Bien qu’elle ait quitté la « classe d’étude » déprimante et étouffante, Gülna n’a pas recouvré sa liberté. Elle est toujours considérée comme une « personne surveillée » et ses mouvements sont très restreints. Elle doit demander l’autorisation des autorités communautaires même lorsqu’elle veut faire ses courses et doit rentrer chez elle à un horaire qu’elle doit spécifier à l’avance. La police est automatiquement informée chaque fois qu’elle quitte son domicile et qu’elle scanne sa carte d’identité ; les agents de sécurité enregistrent ses coordonnées et l’interrogent. « Les gens autour de moi me fixent du regard comme si j’étais une criminelle. Je ne veux plus jamais faire des courses de ma vie ! », a-t-elle dit avec colère et tristesse.
Une illusion de liberté
La situation de Gülna n’est en rien un cas isolé de tentative du PCC de dissimuler l’ampleur de la persécution des Ouïghours dans le Xinjiang. Une source gouvernementale a confié à Bitter Winter que, pour faire face aux pressions internationales, le PCC « embellissait les classes d’étude » pour cacher le fait qu’un grand nombre de personnes innocentes continuaient d’être détenues. La source nous a parlé d’un cas où 4 500 détenus des camps avaient été répartis en deux groupes. En effet, les « cas moins graves » étaient transférés des camps vers des logements subventionnés et supervisés par l’État, tandis que les « criminels endurcis » attendaient d’être jugés et seraient éventuellement condamnés à purger leur peine en prison. La triste réalité est que les autorités n’ont fait que déplacer les détenus des camps de transformation par l’éducation ailleurs et qu’aucun d’entre eux n’a recouvré sa liberté.

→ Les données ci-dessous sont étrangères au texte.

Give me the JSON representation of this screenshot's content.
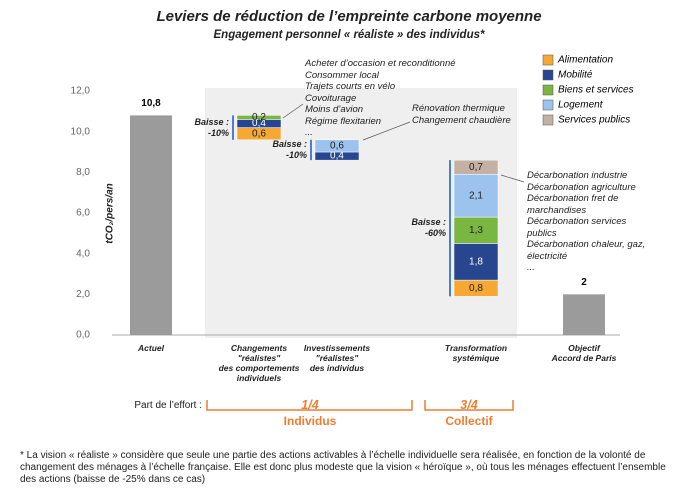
{
  "chart_data": {
    "type": "waterfall",
    "title": "Leviers de réduction de l’empreinte carbone moyenne",
    "subtitle": "Engagement personnel « réaliste » des individus*",
    "y_axis_label": "tCO₂/pers/an",
    "ylim": [
      0,
      12
    ],
    "yticks": [
      {
        "value": 0,
        "label": "0,0"
      },
      {
        "value": 2,
        "label": "2,0"
      },
      {
        "value": 4,
        "label": "4,0"
      },
      {
        "value": 6,
        "label": "6,0"
      },
      {
        "value": 8,
        "label": "8,0"
      },
      {
        "value": 10,
        "label": "10,0"
      },
      {
        "value": 12,
        "label": "12,0"
      }
    ],
    "categories": [
      "Actuel",
      "Changements\n\"réalistes\"\ndes comportements\nindividuels",
      "Investissements\n\"réalistes\"\ndes individus",
      "Transformation\nsystémique",
      "Objectif\nAccord de Paris"
    ],
    "totals": {
      "color": "#9b9b9b",
      "values": [
        10.8,
        null,
        null,
        null,
        2
      ],
      "value_labels": [
        "10,8",
        null,
        null,
        null,
        "2"
      ]
    },
    "series": [
      {
        "name": "Alimentation",
        "color": "#f5a833",
        "values": [
          null,
          0.6,
          null,
          0.8,
          null
        ],
        "value_labels": [
          null,
          "0,6",
          null,
          "0,8",
          null
        ]
      },
      {
        "name": "Mobilité",
        "color": "#27468f",
        "values": [
          null,
          0.4,
          0.4,
          1.8,
          null
        ],
        "value_labels": [
          null,
          "0,4",
          "0,4",
          "1,8",
          null
        ]
      },
      {
        "name": "Biens et services",
        "color": "#7ab642",
        "values": [
          null,
          0.2,
          null,
          1.3,
          null
        ],
        "value_labels": [
          null,
          "0,2",
          null,
          "1,3",
          null
        ]
      },
      {
        "name": "Logement",
        "color": "#9cc3ee",
        "values": [
          null,
          null,
          0.6,
          2.1,
          null
        ],
        "value_labels": [
          null,
          null,
          "0,6",
          "2,1",
          null
        ]
      },
      {
        "name": "Services publics",
        "color": "#c3b1a3",
        "values": [
          null,
          null,
          null,
          0.7,
          null
        ],
        "value_labels": [
          null,
          null,
          null,
          "0,7",
          null
        ]
      }
    ],
    "drop_labels": [
      null,
      "Baisse :\n-10%",
      "Baisse :\n-10%",
      "Baisse :\n-60%",
      null
    ],
    "actions": [
      null,
      "Acheter d’occasion et reconditionné\nConsommer local\nTrajets courts en vélo\nCovoiturage\nMoins d’avion\nRégime flexitarien\n...",
      "Rénovation thermique\nChangement chaudière",
      "Décarbonation industrie\nDécarbonation agriculture\nDécarbonation fret de\nmarchandises\nDécarbonation services\npublics\nDécarbonation chaleur, gaz,\nélectricité\n...",
      null
    ],
    "effort_label": "Part de l’effort :",
    "effort_groups": [
      {
        "share": "1/4",
        "name": "Individus"
      },
      {
        "share": "3/4",
        "name": "Collectif"
      }
    ],
    "footnote": "* La vision « réaliste » considère que seule une partie des actions activables à l’échelle individuelle sera réalisée, en fonction de la volonté de changement des ménages à l’échelle française. Elle est donc plus modeste que la vision « héroïque », où tous les ménages effectuent l’ensemble des actions (baisse de -25% dans ce cas)"
  }
}
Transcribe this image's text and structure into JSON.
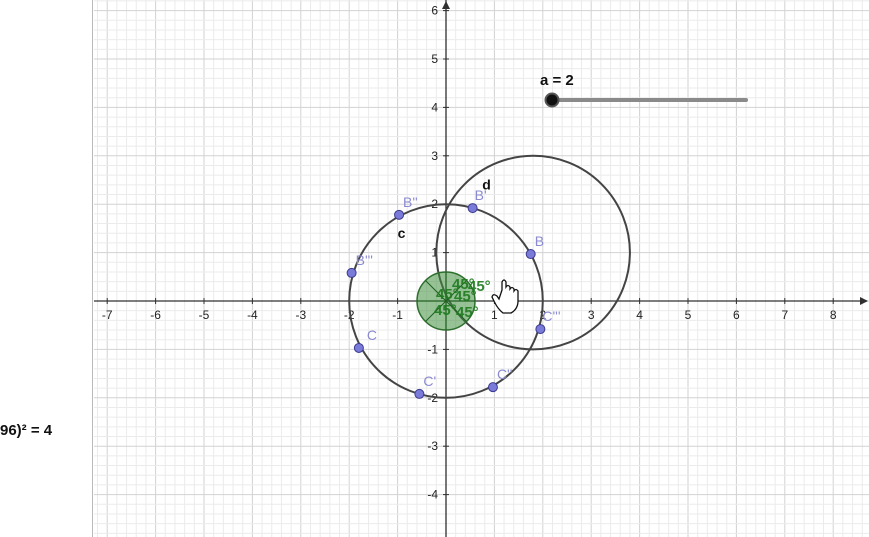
{
  "algebra_view": {
    "equation_fragment": "96)² = 4"
  },
  "axes": {
    "x_ticks": [
      "-7",
      "-6",
      "-5",
      "-4",
      "-3",
      "-2",
      "-1",
      "1",
      "2",
      "3",
      "4",
      "5",
      "6",
      "7",
      "8"
    ],
    "y_ticks": [
      "6",
      "5",
      "4",
      "3",
      "2",
      "1",
      "-1",
      "-2",
      "-3",
      "-4"
    ]
  },
  "slider": {
    "label": "a = 2",
    "value": 2
  },
  "curves": {
    "circle_c_label": "c",
    "circle_d_label": "d",
    "circle_c": {
      "center": [
        0,
        0
      ],
      "radius": 2
    },
    "circle_d": {
      "center": [
        1.8,
        1
      ],
      "radius": 2
    }
  },
  "points": [
    {
      "name": "B",
      "x": 1.75,
      "y": 0.97
    },
    {
      "name": "B'",
      "x": 0.55,
      "y": 1.92
    },
    {
      "name": "B''",
      "x": -0.97,
      "y": 1.78
    },
    {
      "name": "B'''",
      "x": -1.95,
      "y": 0.58
    },
    {
      "name": "C",
      "x": -1.8,
      "y": -0.97
    },
    {
      "name": "C'",
      "x": -0.55,
      "y": -1.92
    },
    {
      "name": "C''",
      "x": 0.97,
      "y": -1.78
    },
    {
      "name": "C'''",
      "x": 1.95,
      "y": -0.58
    }
  ],
  "angle_labels": [
    "45°",
    "45°",
    "45°",
    "45°",
    "45°",
    "45°"
  ],
  "colors": {
    "grid_minor": "#ebebeb",
    "grid_major": "#d2d2d2",
    "axis": "#303030",
    "circle": "#444444",
    "point_fill": "#7a7ad8",
    "point_label": "#8a8ad0",
    "angle_fill": "#3f8f3f",
    "angle_text": "#1e7a1e"
  }
}
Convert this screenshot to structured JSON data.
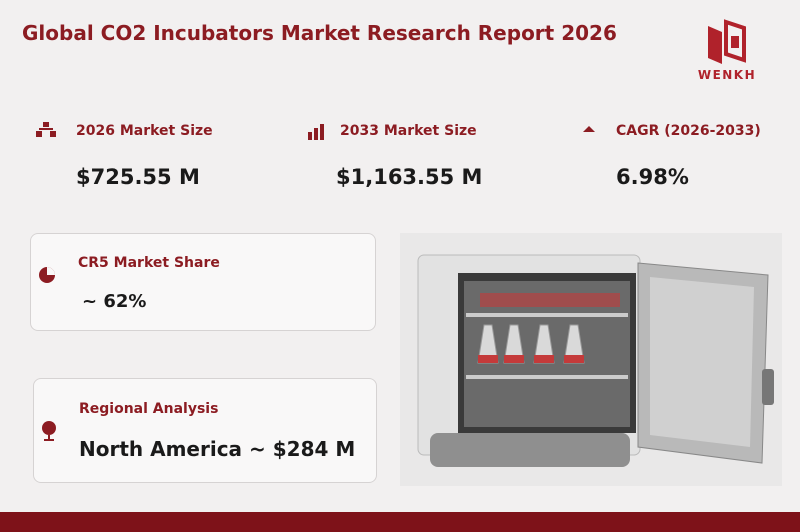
{
  "header": {
    "title": "Global CO2 Incubators Market Research Report 2026"
  },
  "logo": {
    "text": "WENKH"
  },
  "stats": [
    {
      "label": "2026 Market Size",
      "value": "$725.55 M"
    },
    {
      "label": "2033 Market Size",
      "value": "$1,163.55 M"
    },
    {
      "label": "CAGR (2026-2033)",
      "value": "6.98%"
    }
  ],
  "cards": [
    {
      "label": "CR5 Market Share",
      "value": "~ 62%"
    },
    {
      "label": "Regional Analysis",
      "value": "North America ~ $284 M"
    }
  ]
}
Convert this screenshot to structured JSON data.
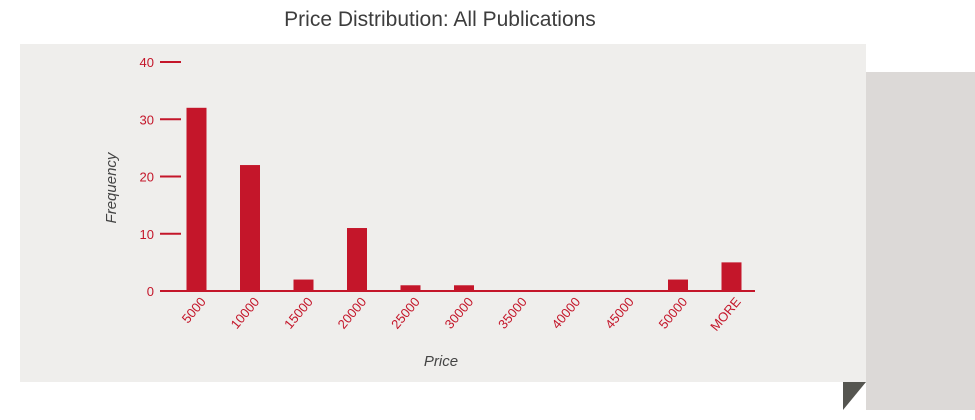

Comme Bitter Winter l’a déjà rapporté précédemment, pour cacher les détentions massives dans le Xinjiang, un grand nombre de détenus sont transférés de la région vers d’autres localités, notamment la province voisine du Gansu et des provinces plus éloignées comme celle du Henan en Chine centrale.
Pour démontrer que les Ouïghours et les autres minorités musulmanes sont bien traités en Chine, les autorités inventent de nouveaux moyens pour tromper la population chinoise et la communauté internationale. En juillet, 500 jeunes du Xinjiang ont été emmenés au Henan pour une excursion organisée par le gouvernement. Selon une source bien informée, ces « touristes » ont été divisés en cinq groupes de 100 personnes pour se rendre dans l’une des cinq villes de la province, notamment Shangqiu, Luoyang, et Anyang.
Le 30 juillet, l’un des groupes, accompagné de représentants du gouvernement local, de policiers, d’agents de police anti-émeutes et de journalistes, s’est rendu à Shangqiu. Un guide a conduit les jeunes, tous vêtus de tee-shirts rouges, à travers la ville pour leur montrer les principales attractions. La source a dit qu’il était difficile pour ces enfants de comprendre ce que disait le guide. « Si les autorités ont organisé ce tour, c’est principalement pour que les médias présents puissent faire des photos et des vidéos », a déclaré la source. Et d’ajouter : « Le PCC veut utiliser ces jeunes à des fins de propagande parce que les mauvais traitements infligés aux habitants du Xinjiang ont suscité une vive réaction de la communauté internationale qui a condamné ces violations. C’est un coup de pub pour promouvoir l’idée que les droits humains dans le Xinjiang sont protégés. »
Les vidéos des excursions des 500 jeunes du Xinjiang n’ont pas encore été rendues publiques. Les photos et les vidéos seront utilisées à des fins de propagande en ligne et ailleurs après avoir été modifiées, nous a expliqué la source.